Preventing and Reducing Crime

Psychology is relatively new compared to other majors such as Law, Politics and Science. However, since psychology has been studied at a recognised level, many people have learned many a things about human behaviour. Psychology is a far field that overlooks all aspects of human behaviour, such as social influences, stress, pain and crime. For this essay, the question asked was "discuss explanations of criminal behaviour focussing consideration on their usefulness in the prevention and reduction of criminal behaviour". 

The following information looks at the social psychology of criminal behaviour and the biopsychology. The former is more generalised and the latter is specific to a certain disorder that is said to be a cause of criminality. The idea of writing it this way is to obtain a specific and non-specific idea of theories of crime and how they can be applied to criminality. The essay also looks at whether criminals are or should be blamed or whether leniency should come into play due to social factors that the individual has no control of.

At the very end there is a reference page with many useful links to websites and books that give detailed explanations of certain studies mentioned in the text. This should help broaden the understanding of crime psychology and its usefulness in broadening the knowledge in criminality and individual behaviour. Further more, the conclusion is a summary of what has been written and its aim is to condense down what has been said as to try and clear any confusion.

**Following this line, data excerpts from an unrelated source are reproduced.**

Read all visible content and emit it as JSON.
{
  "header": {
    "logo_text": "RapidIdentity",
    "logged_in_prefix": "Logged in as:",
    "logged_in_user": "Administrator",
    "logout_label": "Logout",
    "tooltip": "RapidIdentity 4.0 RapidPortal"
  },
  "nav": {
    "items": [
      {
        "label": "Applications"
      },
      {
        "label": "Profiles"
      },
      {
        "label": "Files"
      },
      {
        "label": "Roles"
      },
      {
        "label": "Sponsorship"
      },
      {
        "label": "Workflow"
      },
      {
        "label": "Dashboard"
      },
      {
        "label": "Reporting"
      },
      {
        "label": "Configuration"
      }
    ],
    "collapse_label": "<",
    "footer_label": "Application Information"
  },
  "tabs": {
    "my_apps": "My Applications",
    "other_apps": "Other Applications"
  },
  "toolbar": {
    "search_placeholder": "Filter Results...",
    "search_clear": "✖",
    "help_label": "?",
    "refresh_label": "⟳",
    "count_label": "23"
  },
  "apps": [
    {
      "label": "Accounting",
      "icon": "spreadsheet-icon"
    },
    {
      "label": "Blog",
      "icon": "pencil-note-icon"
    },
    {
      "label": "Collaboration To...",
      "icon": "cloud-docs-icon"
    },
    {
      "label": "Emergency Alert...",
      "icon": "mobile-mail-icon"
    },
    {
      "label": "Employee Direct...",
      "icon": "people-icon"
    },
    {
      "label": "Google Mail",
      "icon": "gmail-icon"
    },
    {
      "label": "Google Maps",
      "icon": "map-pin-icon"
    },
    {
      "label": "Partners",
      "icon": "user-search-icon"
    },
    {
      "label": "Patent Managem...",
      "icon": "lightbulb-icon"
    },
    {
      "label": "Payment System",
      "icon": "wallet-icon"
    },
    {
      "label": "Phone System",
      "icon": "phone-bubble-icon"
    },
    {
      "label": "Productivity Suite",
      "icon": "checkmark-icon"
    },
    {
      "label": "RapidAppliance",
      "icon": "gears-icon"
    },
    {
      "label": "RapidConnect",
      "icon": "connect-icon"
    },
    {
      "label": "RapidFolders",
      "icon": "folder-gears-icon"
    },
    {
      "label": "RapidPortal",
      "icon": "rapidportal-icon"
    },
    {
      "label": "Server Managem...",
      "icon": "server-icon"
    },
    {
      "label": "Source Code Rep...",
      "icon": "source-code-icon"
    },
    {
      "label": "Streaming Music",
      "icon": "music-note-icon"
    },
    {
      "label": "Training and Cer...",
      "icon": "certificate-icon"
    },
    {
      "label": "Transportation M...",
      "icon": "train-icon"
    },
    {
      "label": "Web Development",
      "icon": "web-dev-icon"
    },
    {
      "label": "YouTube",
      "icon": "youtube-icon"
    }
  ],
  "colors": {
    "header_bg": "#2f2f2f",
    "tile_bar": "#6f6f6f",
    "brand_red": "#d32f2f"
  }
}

Preventing and Reducing Crime – Insights and Theories Social Psychology Theories Of Crime

Most research on delinquency comes from sociology, in that sociological theories seeks to identify criminality in social structures and cultural factors. A Social Psychology theory looks at whether criminality is a direct result of the individual or the social environment.

For example, if an individual lives in a geographical area where there is large numbers of crime, then it could be argued that this will influence the individual into criminality as a way of making ends meet.  Since sociological theories can only be expressed through individual psychological behaviour, there is no firm line between sociological and psychological explanations. (Paraphrased, Blackburn, R.)

There are many psychologists and control theorists in sociology that assume people are naturally 'self-seeking and deviant, hence the concern to explain conformity'. (Blackburn, R.)  The socialisation process accounts for this. For example, compliance with social rules especially the moral rules regulating interaction between people. Kurtines, Alvarez et al. [1990], Moral Standards and Behaviour have done studies on this area of interaction. 

Due to the lack of the socialisation process, criminal behaviour is lead by many theorists in terms of a more general failure of moral learning. Moral learning varies in their assumptions about moral standards and behaviour, "but commonly postulates the development of the internalised mechanism of self-control or restraint, which promotes resistance to temptation." (Blackburn, R.) 

So it could be argued therefore, that criminality is a result from a deficiency or temporary breakdown of this mechanism. Socialisation theories focus on the development of restraints against deviance, social psychological theories assume that people conform to social rules and only deviate when pressured into doing so by social influences. 

More research on social influences and other sociological theories can be sought from studies by Hartshorne and May (1928), Epstein and O'Brian (1985), Colvin and Pauly (1983), Taylor, Walton and Young (1973), Kornhauser (1978) and Lilly, Cullen and Ball (1989) and Zimbardo et al. (1963) 

Differential Association

Differential Association (DA) theory places the causation of crime to the social conditions rather than the individual. (Behaviour is learned). Early studies identified inner-city areas with high delinquency rates, which correlated with poverty, high population density and turnover and social problems. So it is argued, therefore that crime is due to social disorganisation meaning that normal controls of behaviour by social institutions had broken down. (Paraphrased Blackburn, R.)

What Blackburn is saying is that criminality rises due to the breakdown of social institutions such as the police, law and possibly the breakdown of morals and social 'norms'. Social institutions are in place to deter criminality and deviance, but if there was a breakdown of these or society changed their norms and values, then criminality would rise as a result.